While reading DFT literature, I often see the chemical potential of an element described as its reference energy, typically taken from a bulk phase. For example, in BCC Li metal containing 128 atoms, the chemical potential of Li is commonly taken as the total energy divided by 128, which corresponds to the Li-rich limit.

However, for multicomponent compounds such as LLZO (La₃Li₇Zr₂O₁₂), papers usually report a range of allowed chemical potentials for each element. These ranges are determined by thermodynamic stability constraints: the chemical potentials must sum to the total energy (or formation enthalpy) of LLZO and also satisfy phase stability conditions against competing compounds.

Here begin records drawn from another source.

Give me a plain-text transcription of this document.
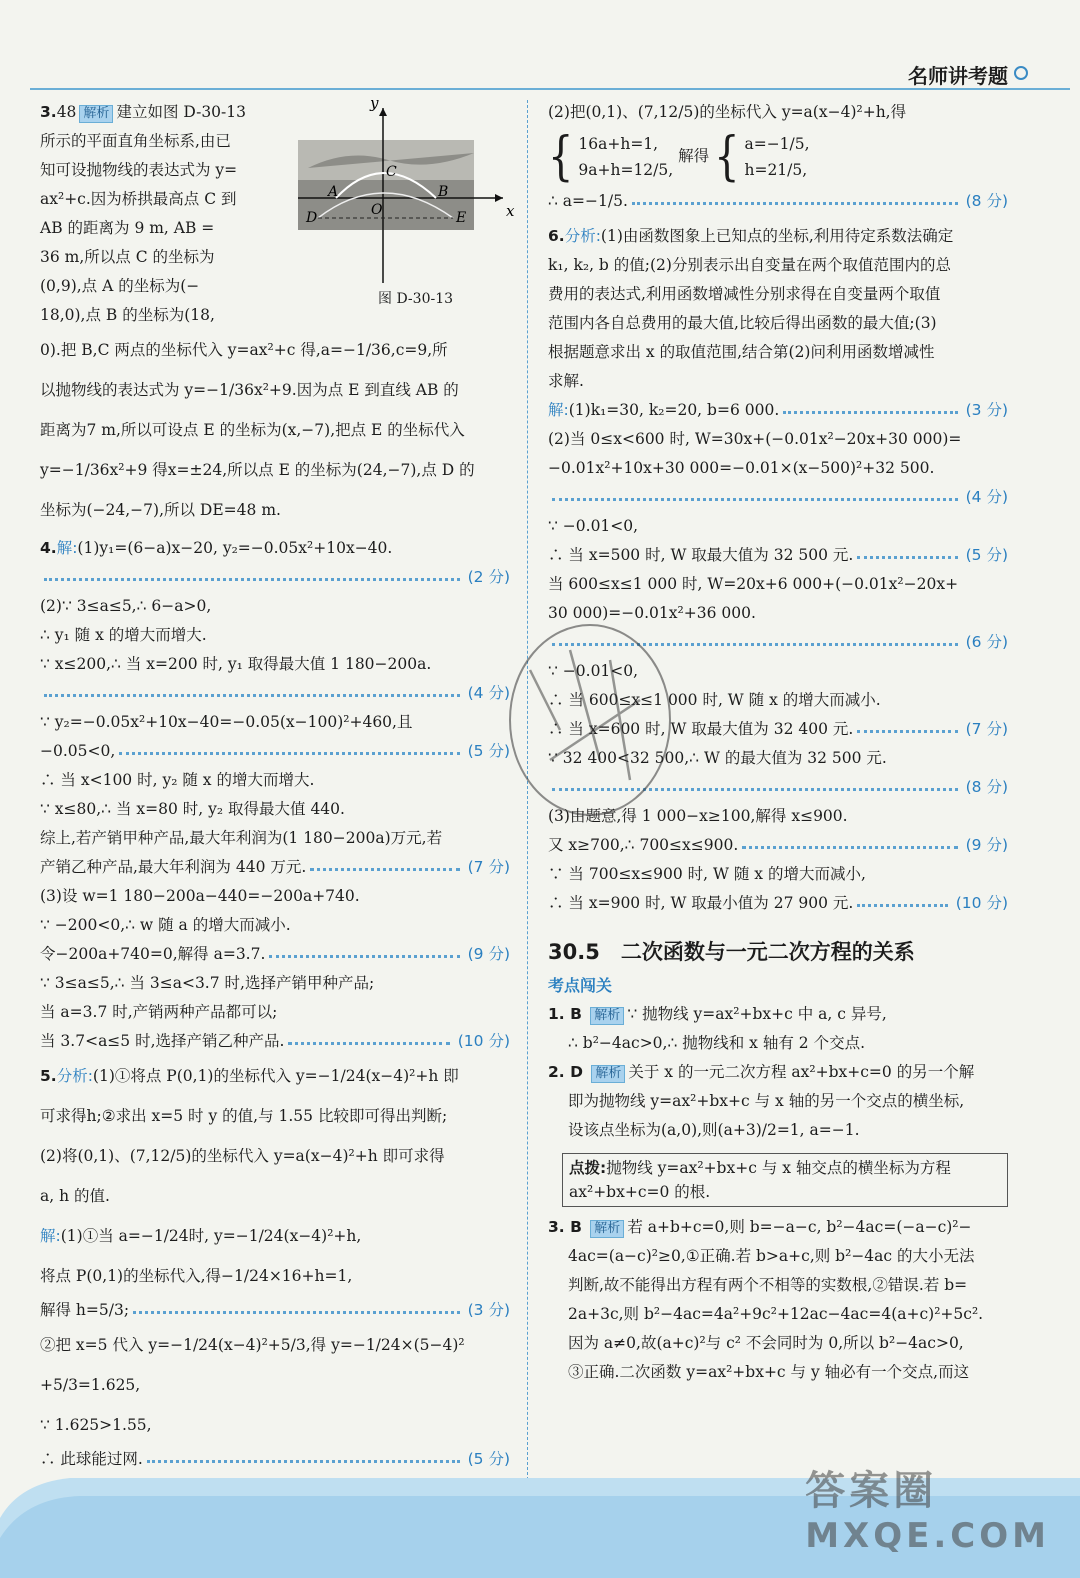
名师讲考题
y
x
A	B
C
D	E
O
图 D-30-13
3.48 解析 建立如图 D-30-13
所示的平面直角坐标系,由已
知可设抛物线的表达式为 y=
ax²+c.因为桥拱最高点 C 到
AB 的距离为 9 m, AB =
36 m,所以点 C 的坐标为
(0,9),点 A 的坐标为(−
18,0),点 B 的坐标为(18,
0).把 B,C 两点的坐标代入 y=ax²+c 得,a=−1/36,c=9,所
以抛物线的表达式为 y=−1/36x²+9.因为点 E 到直线 AB 的
距离为7 m,所以可设点 E 的坐标为(x,−7),把点 E 的坐标代入
y=−1/36x²+9 得x=±24,所以点 E 的坐标为(24,−7),点 D 的
坐标为(−24,−7),所以 DE=48 m.
4.解:(1)y₁=(6−a)x−20, y₂=−0.05x²+10x−40.
(2 分)
(2)∵ 3≤a≤5,∴ 6−a>0,
∴ y₁ 随 x 的增大而增大.
∵ x≤200,∴ 当 x=200 时, y₁ 取得最大值 1 180−200a.
(4 分)
∵ y₂=−0.05x²+10x−40=−0.05(x−100)²+460,且
−0.05<0,	(5 分)
∴ 当 x<100 时, y₂ 随 x 的增大而增大.
∵ x≤80,∴ 当 x=80 时, y₂ 取得最大值 440.
综上,若产销甲种产品,最大年利润为(1 180−200a)万元,若
产销乙种产品,最大年利润为 440 万元.	(7 分)
(3)设 w=1 180−200a−440=−200a+740.
∵ −200<0,∴ w 随 a 的增大而减小.
令−200a+740=0,解得 a=3.7.	(9 分)
∵ 3≤a≤5,∴ 当 3≤a<3.7 时,选择产销甲种产品;
当 a=3.7 时,产销两种产品都可以;
当 3.7<a≤5 时,选择产销乙种产品.	(10 分)
5.分析:(1)①将点 P(0,1)的坐标代入 y=−1/24(x−4)²+h 即
可求得h;②求出 x=5 时 y 的值,与 1.55 比较即可得出判断;
(2)将(0,1)、(7,12/5)的坐标代入 y=a(x−4)²+h 即可求得
a, h 的值.
解:(1)①当 a=−1/24时, y=−1/24(x−4)²+h,
将点 P(0,1)的坐标代入,得−1/24×16+h=1,
解得 h=5/3;	(3 分)
②把 x=5 代入 y=−1/24(x−4)²+5/3,得 y=−1/24×(5−4)²
+5/3=1.625,
∵ 1.625>1.55,
∴ 此球能过网.	(5 分)
(2)把(0,1)、(7,12/5)的坐标代入 y=a(x−4)²+h,得
{ 16a+h=1,
9a+h=12/5,
解得 { a=−1/5,
h=21/5,
∴ a=−1/5.	(8 分)
6.分析:(1)由函数图象上已知点的坐标,利用待定系数法确定
k₁, k₂, b 的值;(2)分别表示出自变量在两个取值范围内的总
费用的表达式,利用函数增减性分别求得在自变量两个取值
范围内各自总费用的最大值,比较后得出函数的最大值;(3)
根据题意求出 x 的取值范围,结合第(2)问利用函数增减性
求解.
解: (1)k₁=30, k₂=20, b=6 000.	(3 分)
(2)当 0≤x<600 时, W=30x+(−0.01x²−20x+30 000)=
−0.01x²+10x+30 000=−0.01×(x−500)²+32 500.
(4 分)
∵ −0.01<0,
∴ 当 x=500 时, W 取最大值为 32 500 元.	(5 分)
当 600≤x≤1 000 时, W=20x+6 000+(−0.01x²−20x+
30 000)=−0.01x²+36 000.
(6 分)
∵ −0.01<0,
∴ 当 600≤x≤1 000 时, W 随 x 的增大而减小.
∴ 当 x=600 时, W 取最大值为 32 400 元.	(7 分)
∵ 32 400<32 500,∴ W 的最大值为 32 500 元.
(8 分)
(3)由题意,得 1 000−x≥100,解得 x≤900.
又 x≥700,∴ 700≤x≤900.	(9 分)
∵ 当 700≤x≤900 时, W 随 x 的增大而减小,
∴ 当 x=900 时, W 取最小值为 27 900 元.	(10 分)
30.5　二次函数与一元二次方程的关系
考点闯关
1. B 解析 ∵ 抛物线 y=ax²+bx+c 中 a, c 异号,
∴ b²−4ac>0,∴ 抛物线和 x 轴有 2 个交点.
2. D 解析 关于 x 的一元二次方程 ax²+bx+c=0 的另一个解
即为抛物线 y=ax²+bx+c 与 x 轴的另一个交点的横坐标,
设该点坐标为(a,0),则(a+3)/2=1, a=−1.
点拨:抛物线 y=ax²+bx+c 与 x 轴交点的横坐标为方程
ax²+bx+c=0 的根.
3. B 解析 若 a+b+c=0,则 b=−a−c, b²−4ac=(−a−c)²−
4ac=(a−c)²≥0,①正确.若 b>a+c,则 b²−4ac 的大小无法
判断,故不能得出方程有两个不相等的实数根,②错误.若 b=
2a+3c,则 b²−4ac=4a²+9c²+12ac−4ac=4(a+c)²+5c².
因为 a≠0,故(a+c)²与 c² 不会同时为 0,所以 b²−4ac>0,
③正确.二次函数 y=ax²+bx+c 与 y 轴必有一个交点,而这
答案圈
MXQE.COM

My question is more fundamental. In a single VASP calculation of a compound, does VASP internally assign an energy to each atom that sums to the total energy of the system? In other words, is there a way to directly extract a unique chemical potential for a specific element in a compound from one DFT calculation, without invoking rich/poor limits or stability ranges? In Li metal, we effectively obtain a single chemical potential because it serves as its own reservoir. Is there any analogous way to obtain a single-valued chemical potential for Li (or any element) inside a compound from DFT, so that I can use that single number in further analysis (for example, when discussing related properties such as Fermi level alignment), instead of working with a range?